I have to disagree. There will remain a cruise line and cruise ship for everybody. The cruise lines would be foolish, from a business perspective, to only cater to those that enjoy large ships. Smaller, more simplistic ships are less expensive to maintain than the largest with the newest technologies. That being said, if the mainsteam lines want to focus primarily on large ships, the best way to go about it is to splinter off companies that specialize in smaller ships for around the same costs. That is how I would do it anyway, but that is just me.

Comment from Lauren Traub Teton
Time November 23, 2009 at 11:26 am

I was on the ship at sea and shot short hosted videos showing just what it’s like! Meet the handsome Captain, experience the late night club and casino scene, see the Flow Rider and Ziplines in action, embarcation, staterooms, and more at http://www.Twifties.TV
Lauren Traub Teton
founder Twifties, the FUN People around 50, and UP!

Pingback from Oasis of the Seas Cruises – Virgin Holidays Cruises
Time November 27, 2009 at 9:33 am

[…] buildup, have you been persuaded to book a place the most hyped ship in the World? There have been naysayers but the fact is Royal Caribbean & cruise agents like us have been inundated with potential […]
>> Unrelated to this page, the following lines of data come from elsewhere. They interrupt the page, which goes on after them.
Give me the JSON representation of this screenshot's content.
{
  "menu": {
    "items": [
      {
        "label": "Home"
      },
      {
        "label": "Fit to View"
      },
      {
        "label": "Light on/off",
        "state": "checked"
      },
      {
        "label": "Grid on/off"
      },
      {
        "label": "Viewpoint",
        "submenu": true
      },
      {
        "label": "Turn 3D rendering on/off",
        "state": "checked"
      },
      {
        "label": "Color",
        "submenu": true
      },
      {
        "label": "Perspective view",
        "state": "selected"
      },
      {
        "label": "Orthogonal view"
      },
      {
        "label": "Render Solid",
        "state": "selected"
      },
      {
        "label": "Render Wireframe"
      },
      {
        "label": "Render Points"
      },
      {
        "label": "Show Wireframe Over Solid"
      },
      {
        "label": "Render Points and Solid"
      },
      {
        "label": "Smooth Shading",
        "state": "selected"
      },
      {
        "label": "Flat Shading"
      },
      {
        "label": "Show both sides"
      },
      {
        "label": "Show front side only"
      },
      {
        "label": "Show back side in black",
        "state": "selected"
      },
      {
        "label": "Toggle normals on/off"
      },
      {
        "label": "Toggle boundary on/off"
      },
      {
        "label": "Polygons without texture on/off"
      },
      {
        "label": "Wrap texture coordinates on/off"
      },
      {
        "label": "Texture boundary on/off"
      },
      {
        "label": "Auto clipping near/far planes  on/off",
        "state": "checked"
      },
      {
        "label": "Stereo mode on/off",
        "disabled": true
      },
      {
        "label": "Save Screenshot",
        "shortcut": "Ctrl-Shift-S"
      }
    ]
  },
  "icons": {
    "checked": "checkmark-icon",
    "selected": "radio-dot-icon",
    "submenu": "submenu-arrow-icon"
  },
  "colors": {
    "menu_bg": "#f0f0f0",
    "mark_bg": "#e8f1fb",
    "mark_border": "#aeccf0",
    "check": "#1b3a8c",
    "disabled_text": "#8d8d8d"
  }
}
Comment from darlingsapphire
Time March 27, 2010 at 9:00 am

Magnificant cruise liner – I just pray that
the people voyageing her will have pure respect for her (oasis of the seas)and not throw greediness and selfishness her way. The reason being is it took long hard
hours of men’s labour to fulfil something
this magnificant just to please people.
her way.

Comment from darlingsapphire
Time March 27, 2010 at 9:13 am

A cruise liner like the Oasis of the Seas
requires a relaxed, calm state of mind.
There should be no passengers who can’t
manage a tranquil state of mind.Only one
thing wrong – there should not be any
alcohol served on this cruise liner, and
inspection should be as rigid as airports –
after all look what alcohol and drugs do to
some people. It would be a total disgrace
to her majestry “Oasis of The Seas”.

Comment from cruiser1
Time June 24, 2010 at 7:45 pm

Kuki I Hate to disagree with u oasis of the seas did over run islands and in cozumel it was not crowded with three others ships at port

Comment from Susie
Time March 6, 2013 at 4:10 pm

Last week, the Magic could not dock or tender in Cozumel because there was no room and the water was extremely choppy…..feeling bad for those that had excursions planned.

Comment from Cruisemanic
Time February 12, 2014 at 3:25 pm

I think Oasis is still the one that rocks. I used to work for Royal Caribbean and my admiration for the company has grown bigger since the existence of Oasis and Allure. I’m glad they had ordered the third one.